Most recently launched antibiotics have been improved versions of regimens with existing mechanisms of action using the non-inferiority trial design, which bacteria will find a way to subvert sooner rather than later, chief Glyn Edwards told Endpoints.
“The antibiotic space has not been great… but we think we can make great again,” he said, by choosing to develop products for indications where the efficacy of standard antibiotics is wanting, and working on proving superiority in clinical trials (and not just non-inferiority) where possible and using health-economic calculations to demonstrate savings achieved by lower recurrence rate.
“I don’t think that’s any different from any other therapeutic area,” he said, asserting that if the data shows the antibiotic is better than existing treatments and reduces the rate of recurrence, doctors and hospitals will be willing to pay a premium price.
“If you can show that the hospital healthcare system will save money…even if the acquisition costs are higher, then that’s a very attractive market,” he said.
Summit’s experimental C. diff therapy, which Summit says kills specific bacteria by thwarting cell division, is in late-stage development.
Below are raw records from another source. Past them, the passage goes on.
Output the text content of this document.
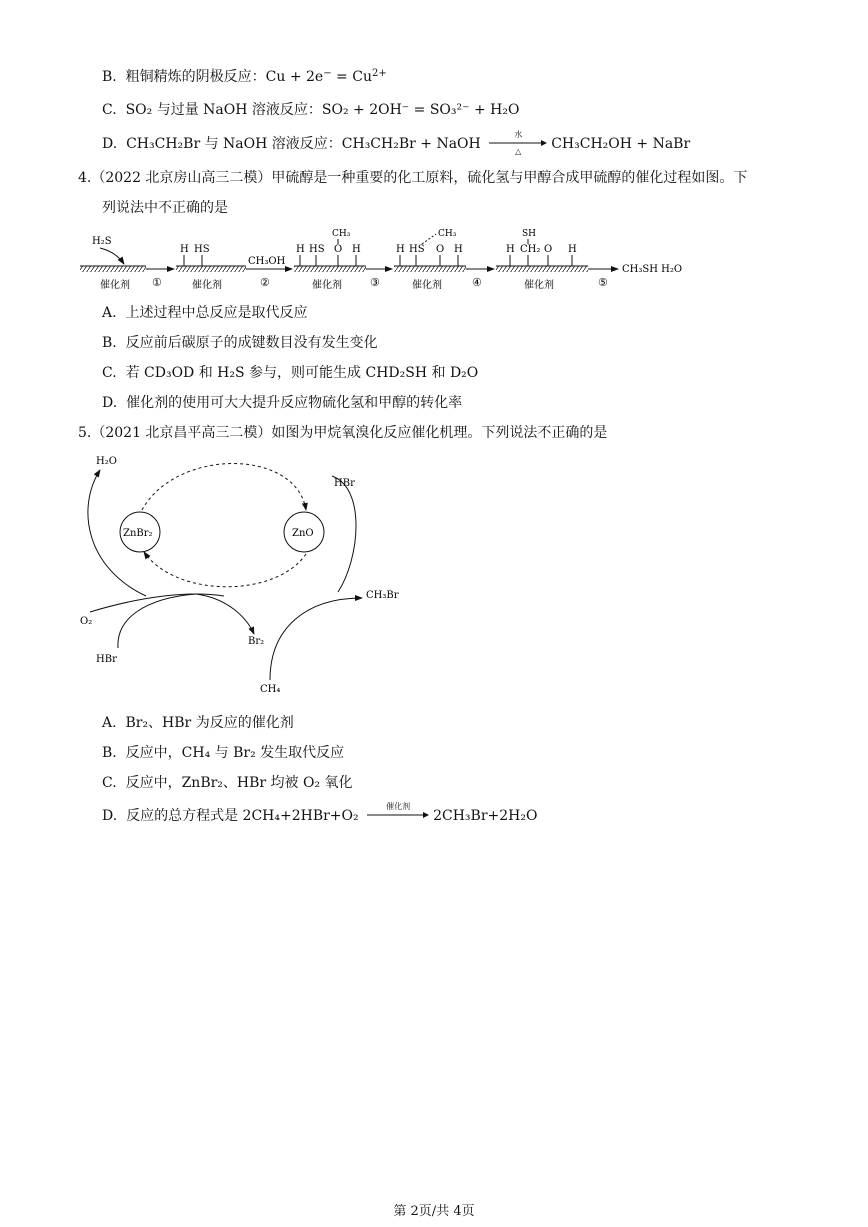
B. 粗铜精炼的阴极反应：$Cu + 2e^- = Cu^{2+}$
C. SO₂ 与过量 NaOH 溶液反应：SO₂ + 2OH⁻ = SO₃²⁻ + H₂O
D. CH₃CH₂Br 与 NaOH 溶液反应：CH₃CH₂Br + NaOH
水
△	CH₃CH₂OH + NaBr
4.（2022 北京房山高三二模）甲硫醇是一种重要的化工原料，硫化氢与甲醇合成甲硫醇的催化过程如图。下
列说法中不正确的是
H₂S
H HS
CH₃OH
H HS
CH₃
O H	H HS
CH₃
O H
SH
H CH₂ O H
CH₃SH H₂O
催化剂	催化剂	催化剂	催化剂	催化剂
①	②	③	④	⑤
A. 上述过程中总反应是取代反应
B. 反应前后碳原子的成键数目没有发生变化
C. 若 CD₃OD 和 H₂S 参与，则可能生成 CHD₂SH 和 D₂O
D. 催化剂的使用可大大提升反应物硫化氢和甲醇的转化率
5.（2021 北京昌平高三二模）如图为甲烷氧溴化反应催化机理。下列说法不正确的是
ZnBr₂	ZnO
H₂O
O₂
HBr
Br₂
HBr
CH₄
CH₃Br
A. Br₂、HBr 为反应的催化剂
B. 反应中，CH₄ 与 Br₂ 发生取代反应
C. 反应中，ZnBr₂、HBr 均被 O₂ 氧化
D. 反应的总方程式是 2CH₄+2HBr+O₂
催化剂
2CH₃Br+2H₂O
第 2页/共 4页
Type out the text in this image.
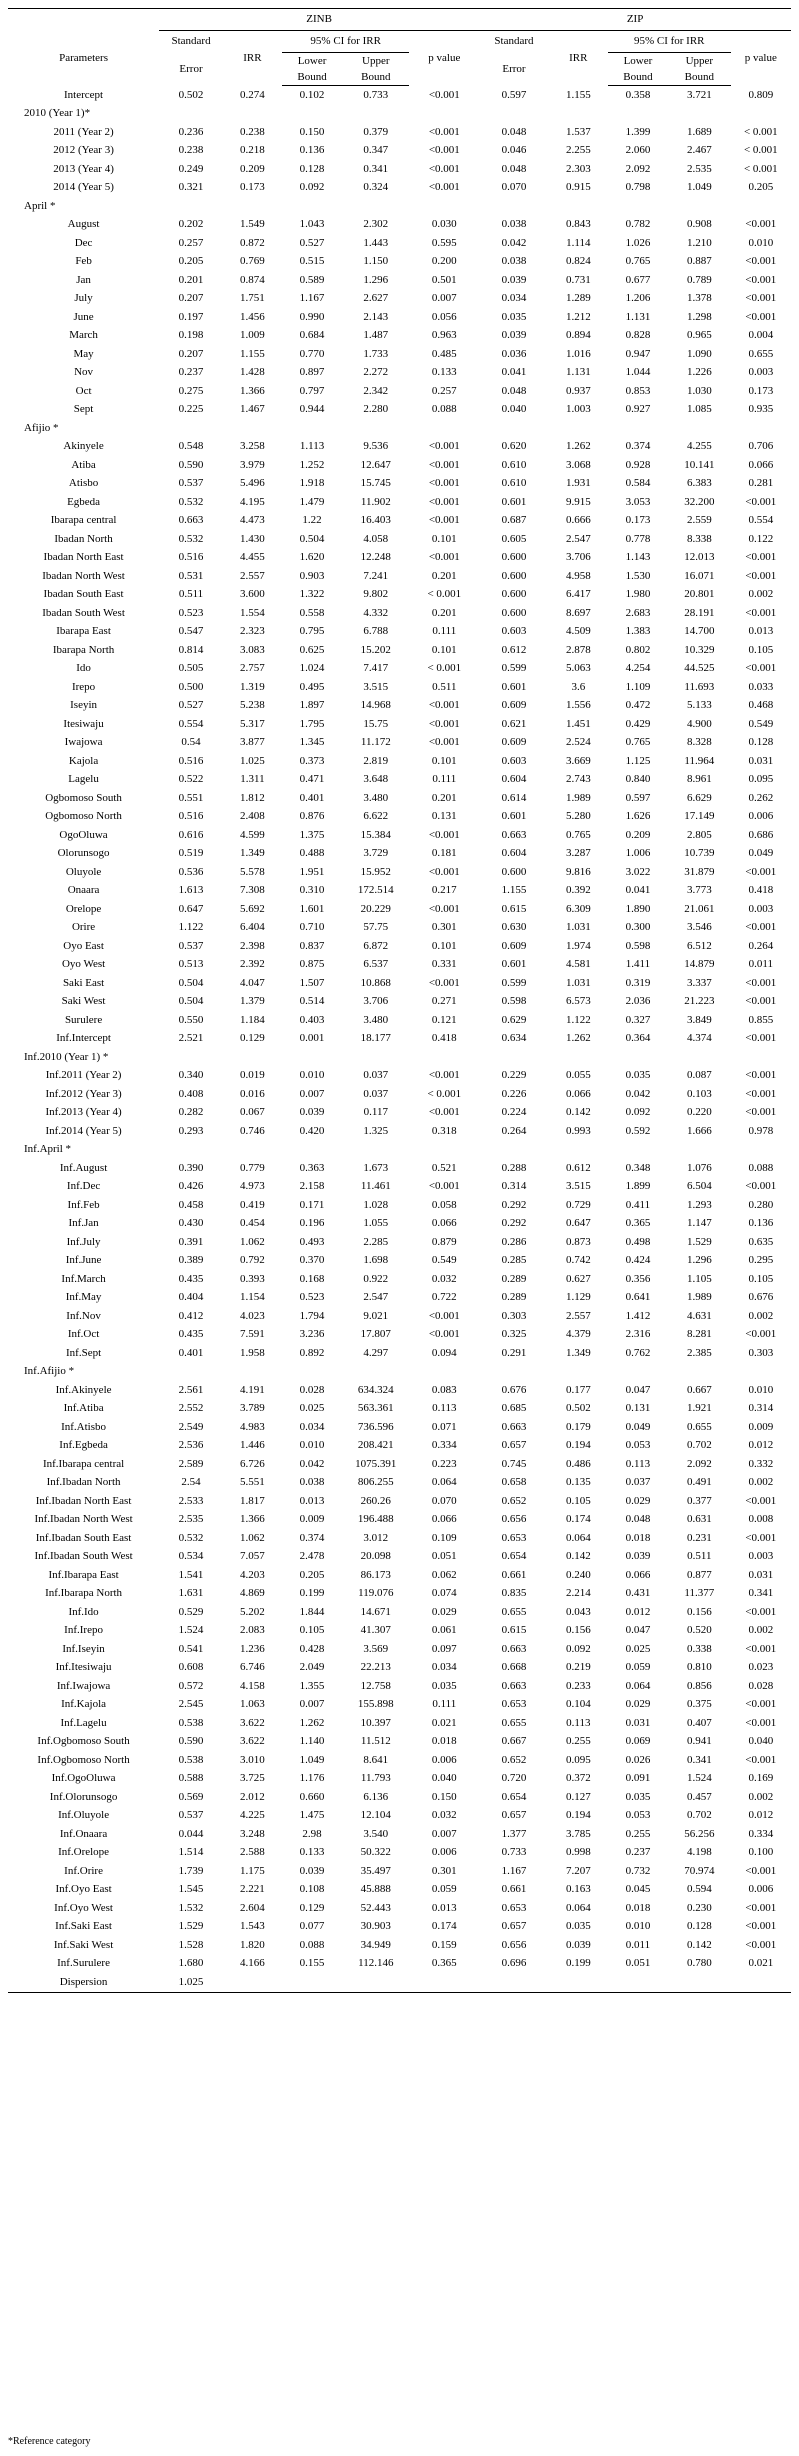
	ZINB					ZIP				
Parameters	Standard	IRR	95% CI for IRR		p value	Standard	IRR	95% CI for IRR		p value
	Error		Lower	Upper		Error		Lower	Upper	
			Bound	Bound				Bound	Bound	
Intercept	0.502	0.274	0.102	0.733	<0.001	0.597	1.155	0.358	3.721	0.809
2010 (Year 1)*										
2011 (Year 2)	0.236	0.238	0.150	0.379	<0.001	0.048	1.537	1.399	1.689	< 0.001
2012 (Year 3)	0.238	0.218	0.136	0.347	<0.001	0.046	2.255	2.060	2.467	< 0.001
2013 (Year 4)	0.249	0.209	0.128	0.341	<0.001	0.048	2.303	2.092	2.535	< 0.001
2014 (Year 5)	0.321	0.173	0.092	0.324	<0.001	0.070	0.915	0.798	1.049	0.205
April *										
August	0.202	1.549	1.043	2.302	0.030	0.038	0.843	0.782	0.908	<0.001
Dec	0.257	0.872	0.527	1.443	0.595	0.042	1.114	1.026	1.210	0.010
Feb	0.205	0.769	0.515	1.150	0.200	0.038	0.824	0.765	0.887	<0.001
Jan	0.201	0.874	0.589	1.296	0.501	0.039	0.731	0.677	0.789	<0.001
July	0.207	1.751	1.167	2.627	0.007	0.034	1.289	1.206	1.378	<0.001
June	0.197	1.456	0.990	2.143	0.056	0.035	1.212	1.131	1.298	<0.001
March	0.198	1.009	0.684	1.487	0.963	0.039	0.894	0.828	0.965	0.004
May	0.207	1.155	0.770	1.733	0.485	0.036	1.016	0.947	1.090	0.655
Nov	0.237	1.428	0.897	2.272	0.133	0.041	1.131	1.044	1.226	0.003
Oct	0.275	1.366	0.797	2.342	0.257	0.048	0.937	0.853	1.030	0.173
Sept	0.225	1.467	0.944	2.280	0.088	0.040	1.003	0.927	1.085	0.935
Afijio *										
Akinyele	0.548	3.258	1.113	9.536	<0.001	0.620	1.262	0.374	4.255	0.706
Atiba	0.590	3.979	1.252	12.647	<0.001	0.610	3.068	0.928	10.141	0.066
Atisbo	0.537	5.496	1.918	15.745	<0.001	0.610	1.931	0.584	6.383	0.281
Egbeda	0.532	4.195	1.479	11.902	<0.001	0.601	9.915	3.053	32.200	<0.001
Ibarapa central	0.663	4.473	1.22	16.403	<0.001	0.687	0.666	0.173	2.559	0.554
Ibadan North	0.532	1.430	0.504	4.058	0.101	0.605	2.547	0.778	8.338	0.122
Ibadan North East	0.516	4.455	1.620	12.248	<0.001	0.600	3.706	1.143	12.013	<0.001
Ibadan North West	0.531	2.557	0.903	7.241	0.201	0.600	4.958	1.530	16.071	<0.001
Ibadan South East	0.511	3.600	1.322	9.802	< 0.001	0.600	6.417	1.980	20.801	0.002
Ibadan South West	0.523	1.554	0.558	4.332	0.201	0.600	8.697	2.683	28.191	<0.001
Ibarapa East	0.547	2.323	0.795	6.788	0.111	0.603	4.509	1.383	14.700	0.013
Ibarapa North	0.814	3.083	0.625	15.202	0.101	0.612	2.878	0.802	10.329	0.105
Ido	0.505	2.757	1.024	7.417	< 0.001	0.599	5.063	4.254	44.525	<0.001
Irepo	0.500	1.319	0.495	3.515	0.511	0.601	3.6	1.109	11.693	0.033
Iseyin	0.527	5.238	1.897	14.968	<0.001	0.609	1.556	0.472	5.133	0.468
Itesiwaju	0.554	5.317	1.795	15.75	<0.001	0.621	1.451	0.429	4.900	0.549
Iwajowa	0.54	3.877	1.345	11.172	<0.001	0.609	2.524	0.765	8.328	0.128
Kajola	0.516	1.025	0.373	2.819	0.101	0.603	3.669	1.125	11.964	0.031
Lagelu	0.522	1.311	0.471	3.648	0.111	0.604	2.743	0.840	8.961	0.095
Ogbomoso South	0.551	1.812	0.401	3.480	0.201	0.614	1.989	0.597	6.629	0.262
Ogbomoso North	0.516	2.408	0.876	6.622	0.131	0.601	5.280	1.626	17.149	0.006
OgoOluwa	0.616	4.599	1.375	15.384	<0.001	0.663	0.765	0.209	2.805	0.686
Olorunsogo	0.519	1.349	0.488	3.729	0.181	0.604	3.287	1.006	10.739	0.049
Oluyole	0.536	5.578	1.951	15.952	<0.001	0.600	9.816	3.022	31.879	<0.001
Onaara	1.613	7.308	0.310	172.514	0.217	1.155	0.392	0.041	3.773	0.418
Orelope	0.647	5.692	1.601	20.229	<0.001	0.615	6.309	1.890	21.061	0.003
Orire	1.122	6.404	0.710	57.75	0.301	0.630	1.031	0.300	3.546	<0.001
Oyo East	0.537	2.398	0.837	6.872	0.101	0.609	1.974	0.598	6.512	0.264
Oyo West	0.513	2.392	0.875	6.537	0.331	0.601	4.581	1.411	14.879	0.011
Saki East	0.504	4.047	1.507	10.868	<0.001	0.599	1.031	0.319	3.337	<0.001
Saki West	0.504	1.379	0.514	3.706	0.271	0.598	6.573	2.036	21.223	<0.001
Surulere	0.550	1.184	0.403	3.480	0.121	0.629	1.122	0.327	3.849	0.855
Inf.Intercept	2.521	0.129	0.001	18.177	0.418	0.634	1.262	0.364	4.374	<0.001
Inf.2010 (Year 1) *										
Inf.2011 (Year 2)	0.340	0.019	0.010	0.037	<0.001	0.229	0.055	0.035	0.087	<0.001
Inf.2012 (Year 3)	0.408	0.016	0.007	0.037	< 0.001	0.226	0.066	0.042	0.103	<0.001
Inf.2013 (Year 4)	0.282	0.067	0.039	0.117	<0.001	0.224	0.142	0.092	0.220	<0.001
Inf.2014 (Year 5)	0.293	0.746	0.420	1.325	0.318	0.264	0.993	0.592	1.666	0.978
Inf.April *										
Inf.August	0.390	0.779	0.363	1.673	0.521	0.288	0.612	0.348	1.076	0.088
Inf.Dec	0.426	4.973	2.158	11.461	<0.001	0.314	3.515	1.899	6.504	<0.001
Inf.Feb	0.458	0.419	0.171	1.028	0.058	0.292	0.729	0.411	1.293	0.280
Inf.Jan	0.430	0.454	0.196	1.055	0.066	0.292	0.647	0.365	1.147	0.136
Inf.July	0.391	1.062	0.493	2.285	0.879	0.286	0.873	0.498	1.529	0.635
Inf.June	0.389	0.792	0.370	1.698	0.549	0.285	0.742	0.424	1.296	0.295
Inf.March	0.435	0.393	0.168	0.922	0.032	0.289	0.627	0.356	1.105	0.105
Inf.May	0.404	1.154	0.523	2.547	0.722	0.289	1.129	0.641	1.989	0.676
Inf.Nov	0.412	4.023	1.794	9.021	<0.001	0.303	2.557	1.412	4.631	0.002
Inf.Oct	0.435	7.591	3.236	17.807	<0.001	0.325	4.379	2.316	8.281	<0.001
Inf.Sept	0.401	1.958	0.892	4.297	0.094	0.291	1.349	0.762	2.385	0.303
Inf.Afijio *										
Inf.Akinyele	2.561	4.191	0.028	634.324	0.083	0.676	0.177	0.047	0.667	0.010
Inf.Atiba	2.552	3.789	0.025	563.361	0.113	0.685	0.502	0.131	1.921	0.314
Inf.Atisbo	2.549	4.983	0.034	736.596	0.071	0.663	0.179	0.049	0.655	0.009
Inf.Egbeda	2.536	1.446	0.010	208.421	0.334	0.657	0.194	0.053	0.702	0.012
Inf.Ibarapa central	2.589	6.726	0.042	1075.391	0.223	0.745	0.486	0.113	2.092	0.332
Inf.Ibadan North	2.54	5.551	0.038	806.255	0.064	0.658	0.135	0.037	0.491	0.002
Inf.Ibadan North East	2.533	1.817	0.013	260.26	0.070	0.652	0.105	0.029	0.377	<0.001
Inf.Ibadan North West	2.535	1.366	0.009	196.488	0.066	0.656	0.174	0.048	0.631	0.008
Inf.Ibadan South East	0.532	1.062	0.374	3.012	0.109	0.653	0.064	0.018	0.231	<0.001
Inf.Ibadan South West	0.534	7.057	2.478	20.098	0.051	0.654	0.142	0.039	0.511	0.003
Inf.Ibarapa East	1.541	4.203	0.205	86.173	0.062	0.661	0.240	0.066	0.877	0.031
Inf.Ibarapa North	1.631	4.869	0.199	119.076	0.074	0.835	2.214	0.431	11.377	0.341
Inf.Ido	0.529	5.202	1.844	14.671	0.029	0.655	0.043	0.012	0.156	<0.001
Inf.Irepo	1.524	2.083	0.105	41.307	0.061	0.615	0.156	0.047	0.520	0.002
Inf.Iseyin	0.541	1.236	0.428	3.569	0.097	0.663	0.092	0.025	0.338	<0.001
Inf.Itesiwaju	0.608	6.746	2.049	22.213	0.034	0.668	0.219	0.059	0.810	0.023
Inf.Iwajowa	0.572	4.158	1.355	12.758	0.035	0.663	0.233	0.064	0.856	0.028
Inf.Kajola	2.545	1.063	0.007	155.898	0.111	0.653	0.104	0.029	0.375	<0.001
Inf.Lagelu	0.538	3.622	1.262	10.397	0.021	0.655	0.113	0.031	0.407	<0.001
Inf.Ogbomoso South	0.590	3.622	1.140	11.512	0.018	0.667	0.255	0.069	0.941	0.040
Inf.Ogbomoso North	0.538	3.010	1.049	8.641	0.006	0.652	0.095	0.026	0.341	<0.001
Inf.OgoOluwa	0.588	3.725	1.176	11.793	0.040	0.720	0.372	0.091	1.524	0.169
Inf.Olorunsogo	0.569	2.012	0.660	6.136	0.150	0.654	0.127	0.035	0.457	0.002
Inf.Oluyole	0.537	4.225	1.475	12.104	0.032	0.657	0.194	0.053	0.702	0.012
Inf.Onaara	0.044	3.248	2.98	3.540	0.007	1.377	3.785	0.255	56.256	0.334
Inf.Orelope	1.514	2.588	0.133	50.322	0.006	0.733	0.998	0.237	4.198	0.100
Inf.Orire	1.739	1.175	0.039	35.497	0.301	1.167	7.207	0.732	70.974	<0.001
Inf.Oyo East	1.545	2.221	0.108	45.888	0.059	0.661	0.163	0.045	0.594	0.006
Inf.Oyo West	1.532	2.604	0.129	52.443	0.013	0.653	0.064	0.018	0.230	<0.001
Inf.Saki East	1.529	1.543	0.077	30.903	0.174	0.657	0.035	0.010	0.128	<0.001
Inf.Saki West	1.528	1.820	0.088	34.949	0.159	0.656	0.039	0.011	0.142	<0.001
Inf.Surulere	1.680	4.166	0.155	112.146	0.365	0.696	0.199	0.051	0.780	0.021
Dispersion	1.025									
*Reference category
“I think it’s wrong to just look at the recent product launches, and then throw your hands in the air and say you can’t make money out of this,” Edwards added. “If you do have a good product, and you show it is a better product, and it’s an area of high unmet need, and there are lots of patients — you can make a lot of money from it.”
But testing for superiority in antibiotic trials is no walk in the park. “It’s one of those things that academics like to focus on,” Schroeder of Nabriva told Endpoints.
The guidance from the FDA is to generally conduct non-inferiority trials, he said; “that is a regulatory artifact.”
But given the need to eliminate patients who are resistant to the comparator drug, it’s very difficult to do superiority trials, he argued. “The practical reality of doing drug development doesn’t usually allow for a superiority design when you have to drop patients out, because they’re likely to be non-responders based on their microbiological profile.”
“So you’re kind of stacking the deck against superiority, just because it would be unethical to treat someone with an antibiotic for an organism that was showing resistance.”
But whether precision antibiotic developers are able to find ways to prove superiority takes a backseat to the plaguing issue of diagnostics, which can take days to identify the offending pathogen. When a patient presents with symptoms of infectious disease, doctors don’t have weeks or days to decide what therapy to use.
The technology engineered to improve diagnosis timelines already exists, Entasis’ Perros said.
“If you get the kinds of drugs that would benefit from that diagnosis, there is no commercial driver for a company to develop the technology into a commercial product, and vice versa…its a chicken and egg situation,” he suggested. “But over the last couple of years that vicious cycle has been broken — there are commercial products on the market, and we’ve been working with a (diagnostic) company to run our Phase III trial.”